Les chercheurs ont également examiné ce qui se passait lorsque ces individus recevaient une deuxième ou une troisième dose de vaccin. Ils ont découvert que beaucoup de personnes ayant signalé des symptômes prolongés après la première injection éprouvaient les mêmes symptômes, ou même des symptômes plus graves, après la dose suivante. Ce schéma, connu sous le nom de rechallenge, est souvent utilisé en médecine pour renforcer le lien entre une cause et un effet. Si une personne se sent mal après avoir pris un médicament, se sent mieux, puis se sent à nouveau mal après avoir pris ce même médicament une seconde fois, cela suggère que le médicament est le coupable. Dans cette étude, les personnes qui blâmaient le vaccin pour leur maladie à long terme étaient beaucoup plus susceptibles de voir leurs symptômes revenir ou s'aggraver avec les doses ultérieures par rapport à celles qui ne blâmaient pas le vaccin. En revanche, le groupe qui se sentait moins bien mais n'attribuait pas cela au vaccin avait tendance à signaler davantage d'infections respiratoires et de COVID-19 elle-même, suggérant que leurs problèmes de santé avaient des causes différentes.
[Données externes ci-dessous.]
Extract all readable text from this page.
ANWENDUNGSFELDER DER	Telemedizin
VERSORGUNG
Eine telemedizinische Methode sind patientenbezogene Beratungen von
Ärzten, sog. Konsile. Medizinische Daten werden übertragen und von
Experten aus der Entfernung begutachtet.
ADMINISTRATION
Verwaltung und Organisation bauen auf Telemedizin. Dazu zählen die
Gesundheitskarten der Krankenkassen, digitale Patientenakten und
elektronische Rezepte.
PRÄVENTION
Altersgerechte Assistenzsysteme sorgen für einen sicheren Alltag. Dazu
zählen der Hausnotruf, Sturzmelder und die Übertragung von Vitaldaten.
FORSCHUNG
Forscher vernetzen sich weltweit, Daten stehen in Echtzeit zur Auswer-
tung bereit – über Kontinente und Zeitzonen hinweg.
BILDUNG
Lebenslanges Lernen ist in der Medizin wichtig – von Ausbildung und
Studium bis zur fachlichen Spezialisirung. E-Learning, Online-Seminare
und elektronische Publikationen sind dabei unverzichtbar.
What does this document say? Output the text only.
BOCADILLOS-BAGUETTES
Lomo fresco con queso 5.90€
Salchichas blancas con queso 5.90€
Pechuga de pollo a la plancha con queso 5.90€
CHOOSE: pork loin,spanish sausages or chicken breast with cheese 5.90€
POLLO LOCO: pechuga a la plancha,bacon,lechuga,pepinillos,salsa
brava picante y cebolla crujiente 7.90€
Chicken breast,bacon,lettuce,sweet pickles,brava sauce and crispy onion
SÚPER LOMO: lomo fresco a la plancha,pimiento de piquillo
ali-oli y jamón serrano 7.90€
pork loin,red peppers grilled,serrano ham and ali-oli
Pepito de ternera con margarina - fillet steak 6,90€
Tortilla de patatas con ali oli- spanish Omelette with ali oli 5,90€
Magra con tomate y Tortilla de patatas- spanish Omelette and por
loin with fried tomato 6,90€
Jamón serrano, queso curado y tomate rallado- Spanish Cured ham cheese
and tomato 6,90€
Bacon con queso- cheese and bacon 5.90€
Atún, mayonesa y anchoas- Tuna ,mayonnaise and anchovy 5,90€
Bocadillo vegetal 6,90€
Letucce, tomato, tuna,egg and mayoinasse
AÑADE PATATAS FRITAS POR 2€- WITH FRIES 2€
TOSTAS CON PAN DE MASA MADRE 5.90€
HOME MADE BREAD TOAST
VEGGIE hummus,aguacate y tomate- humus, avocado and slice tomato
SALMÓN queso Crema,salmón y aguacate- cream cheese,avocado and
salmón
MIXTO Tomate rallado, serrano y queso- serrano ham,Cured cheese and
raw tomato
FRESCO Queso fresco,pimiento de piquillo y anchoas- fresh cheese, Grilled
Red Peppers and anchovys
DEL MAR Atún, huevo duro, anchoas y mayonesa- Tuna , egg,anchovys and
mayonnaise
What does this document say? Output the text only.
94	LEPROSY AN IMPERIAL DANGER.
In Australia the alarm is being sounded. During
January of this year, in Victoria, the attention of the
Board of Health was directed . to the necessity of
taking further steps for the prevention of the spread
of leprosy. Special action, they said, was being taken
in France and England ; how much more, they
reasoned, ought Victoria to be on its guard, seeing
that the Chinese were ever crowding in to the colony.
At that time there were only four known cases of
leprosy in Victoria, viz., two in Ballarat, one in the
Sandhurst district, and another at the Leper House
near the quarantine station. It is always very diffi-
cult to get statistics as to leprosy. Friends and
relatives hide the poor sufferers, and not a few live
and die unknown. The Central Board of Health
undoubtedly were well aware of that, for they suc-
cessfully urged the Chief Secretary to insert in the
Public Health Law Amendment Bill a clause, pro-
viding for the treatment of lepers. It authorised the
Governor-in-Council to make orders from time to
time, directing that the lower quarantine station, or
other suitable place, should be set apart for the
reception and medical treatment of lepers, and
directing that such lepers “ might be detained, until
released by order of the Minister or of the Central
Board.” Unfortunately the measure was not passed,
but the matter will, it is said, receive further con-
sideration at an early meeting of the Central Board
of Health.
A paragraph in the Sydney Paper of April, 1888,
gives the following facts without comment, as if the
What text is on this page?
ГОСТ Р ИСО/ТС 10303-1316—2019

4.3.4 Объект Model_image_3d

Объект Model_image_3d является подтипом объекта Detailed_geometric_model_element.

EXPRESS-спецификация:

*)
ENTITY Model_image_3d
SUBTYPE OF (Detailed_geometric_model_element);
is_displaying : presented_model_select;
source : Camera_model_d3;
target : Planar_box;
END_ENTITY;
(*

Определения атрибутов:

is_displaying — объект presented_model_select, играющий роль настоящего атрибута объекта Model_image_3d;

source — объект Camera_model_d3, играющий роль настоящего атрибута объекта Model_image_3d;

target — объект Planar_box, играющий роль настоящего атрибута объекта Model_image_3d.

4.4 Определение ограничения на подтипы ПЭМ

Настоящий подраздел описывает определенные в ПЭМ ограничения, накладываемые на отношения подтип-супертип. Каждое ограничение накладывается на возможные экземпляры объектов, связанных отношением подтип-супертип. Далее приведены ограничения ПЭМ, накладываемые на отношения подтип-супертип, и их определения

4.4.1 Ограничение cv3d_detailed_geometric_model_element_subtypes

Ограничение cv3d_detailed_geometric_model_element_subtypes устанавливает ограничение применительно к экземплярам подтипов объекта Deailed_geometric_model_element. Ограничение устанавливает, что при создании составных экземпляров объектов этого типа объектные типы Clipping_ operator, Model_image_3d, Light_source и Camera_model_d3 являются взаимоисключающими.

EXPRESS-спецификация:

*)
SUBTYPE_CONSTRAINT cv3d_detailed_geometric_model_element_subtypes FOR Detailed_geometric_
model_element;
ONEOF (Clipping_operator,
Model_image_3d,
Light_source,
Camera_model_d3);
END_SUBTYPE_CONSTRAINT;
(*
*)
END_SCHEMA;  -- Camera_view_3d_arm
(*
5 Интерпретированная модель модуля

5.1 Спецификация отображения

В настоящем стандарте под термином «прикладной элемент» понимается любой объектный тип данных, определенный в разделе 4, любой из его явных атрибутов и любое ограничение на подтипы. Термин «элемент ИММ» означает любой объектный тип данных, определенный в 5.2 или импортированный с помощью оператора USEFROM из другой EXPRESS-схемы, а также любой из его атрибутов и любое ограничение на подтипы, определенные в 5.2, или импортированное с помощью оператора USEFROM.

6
Malgré ces schémas probants, les chercheurs ont pris soin de noter les limites de ce que ces données pouvaient prouver. Comme l'information provenait entièrement d'auto-déclarations sur une application smartphone, il n'y avait aucun moyen pour l'étude de confirmer les diagnostics médicaux ou d'exclure d'autres conditions de santé sous-jacentes qui auraient pu causer les symptômes. L'étude n'avait pas accès aux dossiers médicaux ou à des examens de suivi pour vérifier les causes des incapacités signalées. Par conséquent, bien que les résultats suggèrent que les blessures chroniques perçues comme étant liées au vaccin puissent être plus fréquentes que prévu, ils ne peuvent pas prouver de manière définitive que le vaccin a causé chaque cas. Les chercheurs ont conclu que les données soulèvent d'importantes préoccupations et pointent vers la nécessité de recherches supplémentaires. Ils ont suggéré que les responsables de la santé devraient assurer un suivi auprès de ces volontaires spécifiques pour recueillir des informations médicales plus détaillées, ce qui aiderait à clarifier la nature et la prévalence de ces impacts sanitaires prolongés. Jusqu'à ce qu'un tel suivi ait lieu, le tableau complet de la sécurité vaccinale à long terme reste incomplet, mais cette étude fournit une carte claire des questions qui restent en suspens.